Hendriksen: “achieving no useful purpose, with their fictitious tales about Adam, Moses, Elijah, etc., and with their legalistic hair-splitting (cf. 1 Tim. 1:6); yet deceiving the minds of the weak.”

D. Their Primary Background — “especially those of the circumcision”

E. Their Disruptive Impact — “because they are upsetting whole families”

Bassler: “The picture that emerges is one of a somewhat less than cohesive church structure in which a lot of the teaching activity takes place in various households.”

Hendriksen: “In the church of God there is no such thing as ‘freedom of misleading speech.’ Reason: it would be too dangerous.”

F. Their Message — “teaching things they should not teach”

G. Their Motivation — “for the sake of sordid gain”


A. (:12-13A) This Problem of False Teaching in Crete Should be no Surprise —

Once you understand both:

– the character of the false teachers

– the susceptibility of the people to error

2 or 3 different groups in view here — false teachers inside the church who were possibly true believers and needed correction; false teachers either inside or outside the church who were false professors of faith with a strong Jewish background; and those gullible church members who were being unduly influenced away from the faith

1. Confirmed by their Own Testimony

“One of themselves, a prophet of their own, said”

Paul not speaking in some type of harsh, judgmental spirit

2. Character of the False Teachers (and to a lesser extent of the Gullible People)

a. “Cretans are always liars”

explains how they can embrace a false message

b. “evil beasts”

explains how they can exert such an evil, disruptive influence

c. “lazy gluttons”

explains their motivation of seeking to profit by attracting a following

3. Validity of this Testimony — “This testimony is true”

B. (:13B-14) Necessity for Correction in order to Rescue the Gullible

1. Confrontation — “Reprove them severely”

2. Goal — “that they may be sound in the faith”

Kent: “Some broaden the scope of ‘they’ (subject of the verb ‘be healthy’) to include not just the false teachers, but the victims of their teaching as well.”

“the faith” = the body of truth that is in accordance with sound doctrine

3. Warning Against Distractions and Disruptive Influences

a. “not paying attention to Jewish myths”

b. “and commandments of men who turn away from the truth”


Two Contrasts presented:

A. (:15) Contrast Between Pure and Defiled

1. “To the pure, all things are pure”

2. “but to those who are defiled and unbelieving, nothing is pure”

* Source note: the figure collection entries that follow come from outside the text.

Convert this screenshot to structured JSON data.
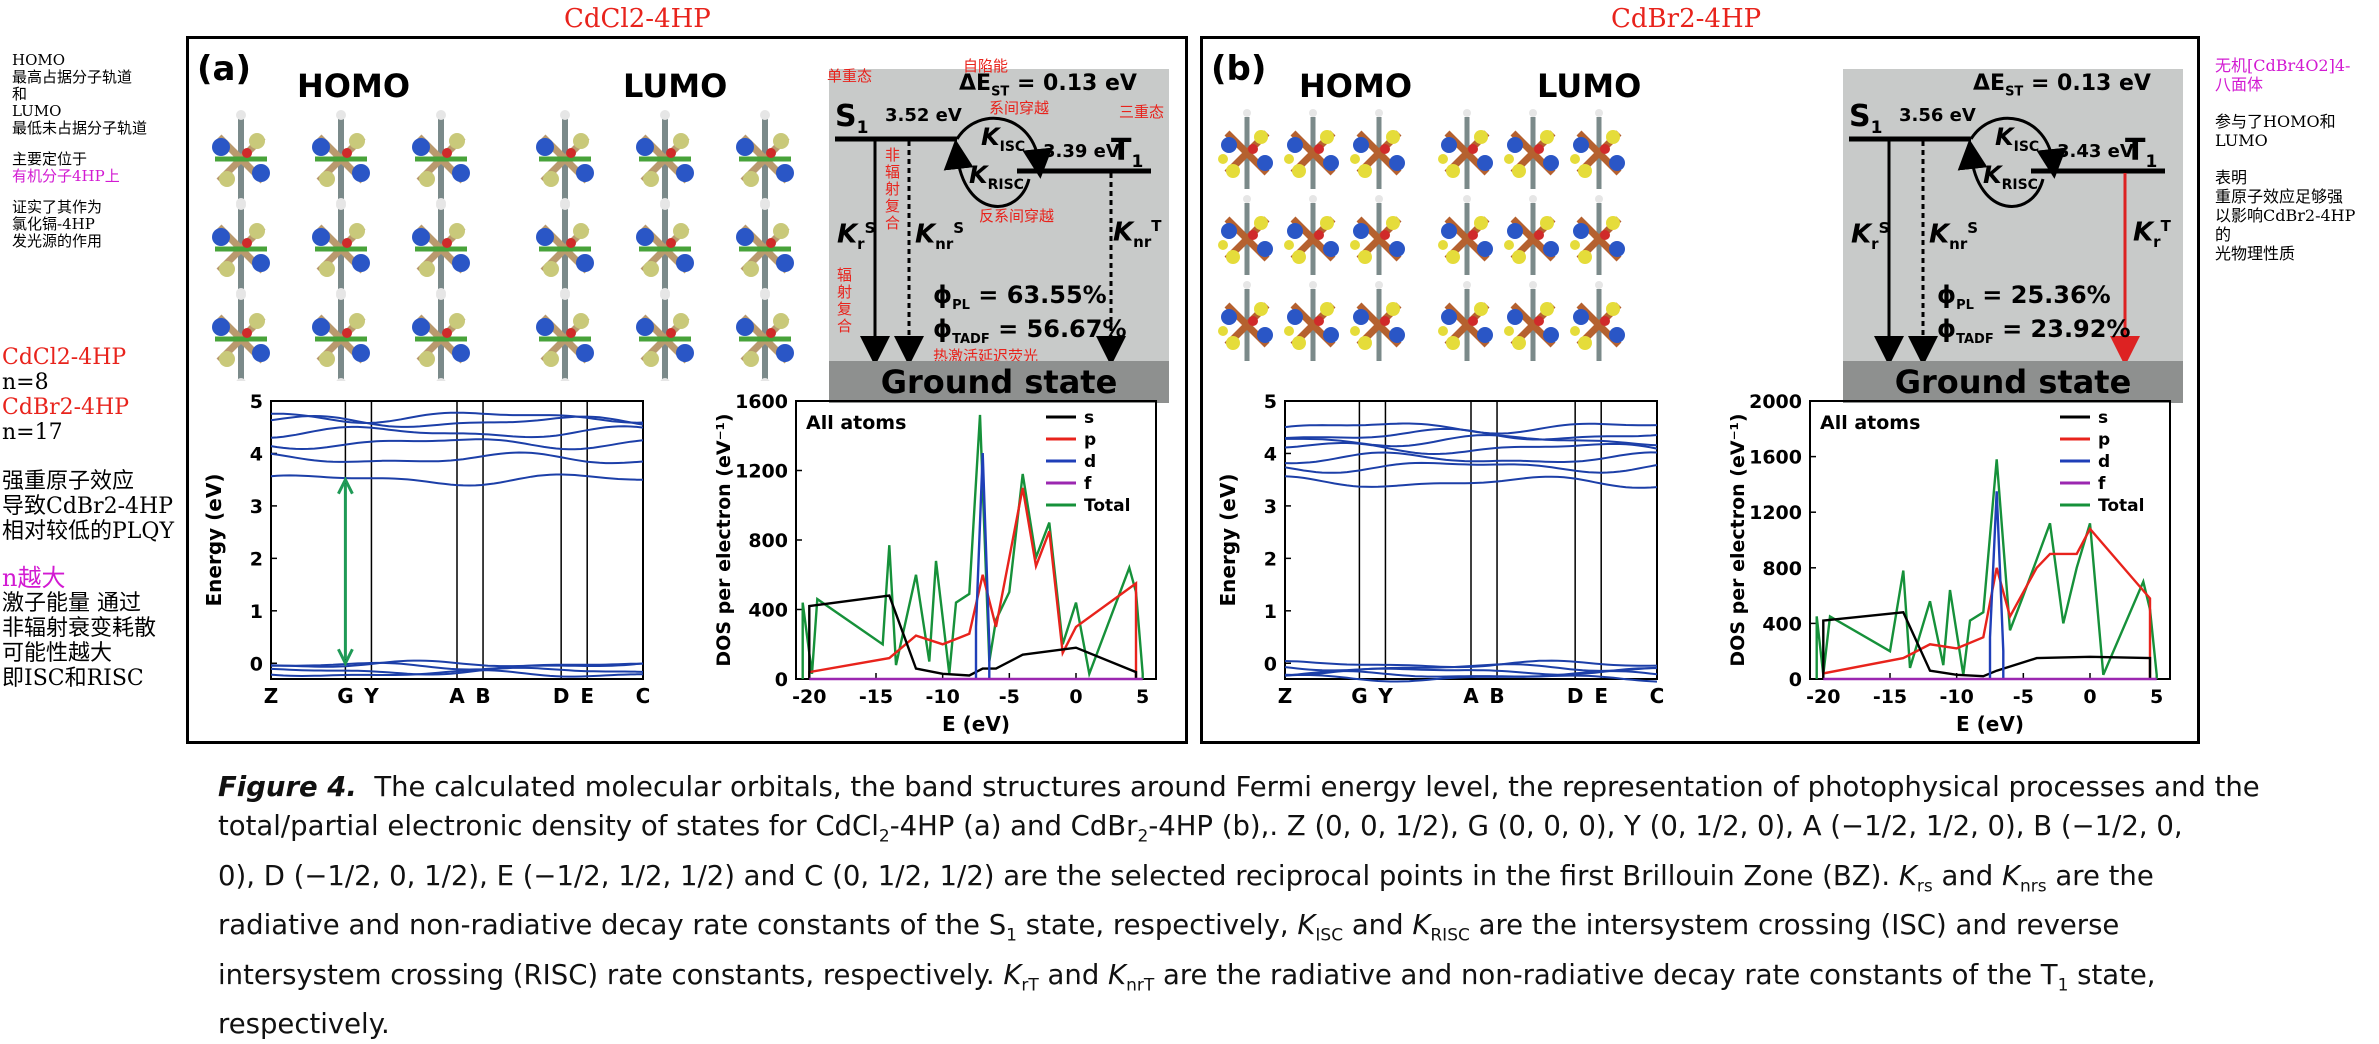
{
  "titles": {
    "left": "CdCl2-4HP",
    "right": "CdBr2-4HP"
  },
  "left_notes": {
    "homo_line1": "HOMO",
    "homo_line2": "最高占据分子轨道",
    "and1": "和",
    "lumo_line1": "LUMO",
    "lumo_line2": "最低未占据分子轨道",
    "mainly_1": "主要定位于",
    "mainly_2": "有机分子4HP上",
    "proof_1": "证实了其作为",
    "proof_2": "氯化镉-4HP",
    "proof_3": "发光源的作用",
    "cdcl": "CdCl2-4HP",
    "n8": "n=8",
    "cdbr": "CdBr2-4HP",
    "n17": "n=17",
    "heavy_1": "强重原子效应",
    "heavy_2": "导致CdBr2-4HP",
    "heavy_3": "相对较低的PLQY",
    "nbig": "n越大",
    "exc_1": "激子能量  通过",
    "exc_2": "非辐射衰变耗散",
    "exc_3": "可能性越大",
    "exc_4": "即ISC和RISC"
  },
  "right_notes": {
    "inorg_1": "无机[CdBr4O2]4-",
    "inorg_2": "八面体",
    "part": "参与了HOMO和LUMO",
    "show_1": "表明",
    "show_2": "重原子效应足够强",
    "show_3": "以影响CdBr2-4HP",
    "show_4": "的",
    "show_5": "光物理性质"
  },
  "panel_a": {
    "label": "(a)",
    "homo": "HOMO",
    "lumo": "LUMO",
    "s1": "S",
    "s1_sub": "1",
    "s1_energy": "3.52 eV",
    "dest": "ΔE",
    "dest_sub": "ST",
    "dest_val": " = 0.13 eV",
    "t1": "T",
    "t1_sub": "1",
    "t1_energy": "3.39 eV",
    "kisc": "K",
    "kisc_sub": "ISC",
    "krisc": "K",
    "krisc_sub": "RISC",
    "kr": "K",
    "kr_sup": "S",
    "kr_sub": "r",
    "knr": "K",
    "knr_sup": "S",
    "knr_sub": "nr",
    "knrt": "K",
    "knrt_sup": "T",
    "knrt_sub": "nr",
    "phipl": "ϕ",
    "phipl_sub": "PL",
    "phipl_val": " = 63.55%",
    "phitadf": "ϕ",
    "phitadf_sub": "TADF",
    "phitadf_val": " = 56.67%",
    "ground": "Ground state",
    "cn_singlet": "单重态",
    "cn_self": "自陷能",
    "cn_isc": "系间穿越",
    "cn_triplet": "三重态",
    "cn_nonrad": "非\n辐\n射\n复\n合",
    "cn_rad": "辐\n射\n复\n合",
    "cn_risc": "反系间穿越",
    "cn_tadf": "热激活延迟荧光"
  },
  "panel_b": {
    "label": "(b)",
    "homo": "HOMO",
    "lumo": "LUMO",
    "s1": "S",
    "s1_sub": "1",
    "s1_energy": "3.56 eV",
    "dest": "ΔE",
    "dest_sub": "ST",
    "dest_val": " = 0.13 eV",
    "t1": "T",
    "t1_sub": "1",
    "t1_energy": "3.43 eV",
    "kisc": "K",
    "kisc_sub": "ISC",
    "krisc": "K",
    "krisc_sub": "RISC",
    "kr": "K",
    "kr_sup": "S",
    "kr_sub": "r",
    "knr": "K",
    "knr_sup": "S",
    "knr_sub": "nr",
    "krt": "K",
    "krt_sup": "T",
    "krt_sub": "r",
    "phipl": "ϕ",
    "phipl_sub": "PL",
    "phipl_val": " = 25.36%",
    "phitadf": "ϕ",
    "phitadf_sub": "TADF",
    "phitadf_val": " = 23.92%",
    "ground": "Ground state"
  },
  "chart_data": [
    {
      "type": "line",
      "id": "band_a",
      "ylabel": "Energy (eV)",
      "ylim": [
        -0.3,
        5
      ],
      "yticks": [
        "0",
        "1",
        "2",
        "3",
        "4",
        "5"
      ],
      "kpoints": [
        "Z",
        "G",
        "Y",
        "A",
        "B",
        "D",
        "E",
        "C"
      ],
      "conduction_bands_approx": [
        3.5,
        3.9,
        4.2,
        4.4,
        4.6,
        4.7
      ],
      "valence_bands_approx": [
        -0.02,
        -0.05,
        -0.15,
        -0.2
      ],
      "gap_arrow": [
        0.0,
        3.5
      ]
    },
    {
      "type": "line",
      "id": "dos_a",
      "title": "All atoms",
      "xlabel": "E (eV)",
      "ylabel": "DOS per electron (eV⁻¹)",
      "xlim": [
        -21,
        6
      ],
      "ylim": [
        0,
        1600
      ],
      "xticks": [
        "-20",
        "-15",
        "-10",
        "-5",
        "0",
        "5"
      ],
      "yticks": [
        "0",
        "400",
        "800",
        "1200",
        "1600"
      ],
      "legend": [
        "s",
        "p",
        "d",
        "f",
        "Total"
      ],
      "series": [
        {
          "name": "Total",
          "x": [
            -20.5,
            -19.8,
            -19.4,
            -14.5,
            -14,
            -13.5,
            -12,
            -11,
            -10.5,
            -9.5,
            -9,
            -8,
            -7.2,
            -6.5,
            -6,
            -5,
            -4,
            -3,
            -2,
            -1,
            0,
            1,
            4,
            4.5,
            5
          ],
          "values": [
            440,
            30,
            460,
            200,
            770,
            80,
            600,
            100,
            680,
            30,
            440,
            490,
            1520,
            100,
            340,
            500,
            1180,
            700,
            900,
            200,
            440,
            30,
            640,
            500,
            30
          ]
        },
        {
          "name": "p",
          "x": [
            -20,
            -14,
            -12,
            -10,
            -8,
            -7,
            -6,
            -4,
            -3,
            -2,
            -1,
            0,
            4.5
          ],
          "values": [
            40,
            120,
            250,
            200,
            260,
            600,
            300,
            1100,
            650,
            850,
            150,
            300,
            550
          ]
        },
        {
          "name": "s",
          "x": [
            -20,
            -14,
            -12,
            -10,
            -8,
            -7,
            -6,
            -4,
            0,
            4.5
          ],
          "values": [
            420,
            480,
            60,
            30,
            20,
            60,
            60,
            140,
            180,
            40
          ]
        },
        {
          "name": "d",
          "x": [
            -7.5,
            -7,
            -6.5
          ],
          "values": [
            300,
            1300,
            200
          ]
        },
        {
          "name": "f",
          "x": [
            -20,
            5
          ],
          "values": [
            0,
            0
          ]
        }
      ]
    },
    {
      "type": "line",
      "id": "band_b",
      "ylabel": "Energy (eV)",
      "ylim": [
        -0.3,
        5
      ],
      "yticks": [
        "0",
        "1",
        "2",
        "3",
        "4",
        "5"
      ],
      "kpoints": [
        "Z",
        "G",
        "Y",
        "A",
        "B",
        "D",
        "E",
        "C"
      ],
      "conduction_bands_approx": [
        3.45,
        3.75,
        3.9,
        4.1,
        4.25,
        4.35,
        4.5
      ],
      "valence_bands_approx": [
        -0.02,
        -0.08,
        -0.15,
        -0.22,
        -0.28
      ]
    },
    {
      "type": "line",
      "id": "dos_b",
      "title": "All atoms",
      "xlabel": "E (eV)",
      "ylabel": "DOS per electron (eV⁻¹)",
      "xlim": [
        -21,
        6
      ],
      "ylim": [
        0,
        2000
      ],
      "xticks": [
        "-20",
        "-15",
        "-10",
        "-5",
        "0",
        "5"
      ],
      "yticks": [
        "0",
        "400",
        "800",
        "1200",
        "1600",
        "2000"
      ],
      "legend": [
        "s",
        "p",
        "d",
        "f",
        "Total"
      ],
      "series": [
        {
          "name": "Total",
          "x": [
            -20.5,
            -20,
            -19.5,
            -15,
            -14,
            -13.5,
            -12,
            -11,
            -10.5,
            -9.5,
            -9,
            -8,
            -7,
            -6,
            -5,
            -4,
            -3,
            -2,
            -1,
            0,
            1,
            4,
            4.5,
            5
          ],
          "values": [
            450,
            30,
            450,
            200,
            780,
            80,
            560,
            100,
            640,
            30,
            420,
            480,
            1580,
            350,
            600,
            860,
            1120,
            400,
            800,
            1120,
            30,
            700,
            500,
            30
          ]
        },
        {
          "name": "p",
          "x": [
            -20,
            -14,
            -12,
            -10,
            -8,
            -7,
            -6,
            -4,
            -3,
            -1,
            0,
            4.5
          ],
          "values": [
            40,
            150,
            250,
            220,
            300,
            800,
            450,
            800,
            900,
            900,
            1080,
            580
          ]
        },
        {
          "name": "s",
          "x": [
            -20,
            -14,
            -12,
            -10,
            -8,
            -7,
            -4,
            0,
            4.5
          ],
          "values": [
            420,
            480,
            60,
            30,
            20,
            60,
            150,
            160,
            150
          ]
        },
        {
          "name": "d",
          "x": [
            -7.5,
            -7,
            -6.5
          ],
          "values": [
            300,
            1350,
            200
          ]
        },
        {
          "name": "f",
          "x": [
            -20,
            5
          ],
          "values": [
            0,
            0
          ]
        }
      ]
    }
  ],
  "caption": {
    "fig": "Figure 4.",
    "l1": "The calculated molecular orbitals, the band structures around Fermi energy level, the representation of photophysical processes and the",
    "l2a": "total/partial electronic density of states for CdCl",
    "l2sub1": "2",
    "l2b": "-4HP (a) and CdBr",
    "l2sub2": "2",
    "l2c": "-4HP (b),. Z (0, 0, 1/2), G (0, 0, 0), Y (0, 1/2, 0), A (−1/2, 1/2, 0), B (−1/2, 0,",
    "l3a": "0), D (−1/2, 0, 1/2), E (−1/2, 1/2, 1/2) and C (0, 1/2, 1/2) are the selected reciprocal points in the first Brillouin Zone (BZ). ",
    "l3k1": "K",
    "l3k1sub": "rs",
    "l3and": " and ",
    "l3k2": "K",
    "l3k2sub": "nrs",
    "l3end": " are the",
    "l4a": "radiative and non-radiative decay rate constants of the S",
    "l4sub1": "1",
    "l4b": " state, respectively, ",
    "l4k1": "K",
    "l4k1sub": "ISC",
    "l4and": " and ",
    "l4k2": "K",
    "l4k2sub": "RISC",
    "l4c": " are the intersystem crossing (ISC) and reverse",
    "l5a": "intersystem crossing (RISC) rate constants, respectively. ",
    "l5k1": "K",
    "l5k1sub": "rT",
    "l5and": " and ",
    "l5k2": "K",
    "l5k2sub": "nrT",
    "l5b": " are the radiative and non-radiative decay rate constants of the T",
    "l5sub": "1",
    "l5c": " state,",
    "l6": "respectively."
  },
  "colors": {
    "annot_red": "#e8231c",
    "annot_magenta": "#d21ad2",
    "band_blue": "#1c3fa8",
    "gap_arrow": "#1f9a56",
    "dos_s": "#000000",
    "dos_p": "#e8231c",
    "dos_d": "#1f3fb8",
    "dos_f": "#9b27b0",
    "dos_total": "#16913a",
    "energy_box": "#c8cac9",
    "ground_bar": "#8e908f"
  }
}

3. Total Depravity — Pervasive Defilement

a. “but both their mind”

b. “and their conscience are defiled”

Bassler: “… instead of becoming or keeping themselves pure by eating only pure things, the very fact that they consider anything impure and therefore need regulations for their own purity is the demonstration that the false teachers are themselves defiled. They are so precisely because they are also unbelieving, that is, not putting their trust in Christ. Thus in the new Age, everything is new. The one who seeks purity by obedience to regulations, that is, human commandments, turns out not to be one of God’s people at all, but among the unbelieving.”

Hiebert: “A moral perversion has taken place in their whole being. Their ‘minds,’ their rational nature enabling them to think and reflect on thiings moral and spiritual, have become polluted, and their conscience has lost its ability to make correct moral judgments, leaving them unable to make true distinctions between good and evil.”

B. (:16) Contrast Between False Profession of Faith and Lack of Good Deeds

1. False Profession of Faith — “They profess to know God”

2. Practical Denial — “but by their deeds they deny Him”

3. Total Depravity — Void of Good Deeds

a. “being detestable”

b. “and disobedient”

c. “and worthless for any good deed”

Hiebert: “The false teachers also stand condemned by the test of conduct. They publicly confess that they ‘know God,’ are fully informed about him, and stand in intimate relations with him. (‘God’ is emphatic by position.) The claim may be pride in assumed Jewish religious privilege or an expression of the Gnostic claim to an esoteric knowledge of God.”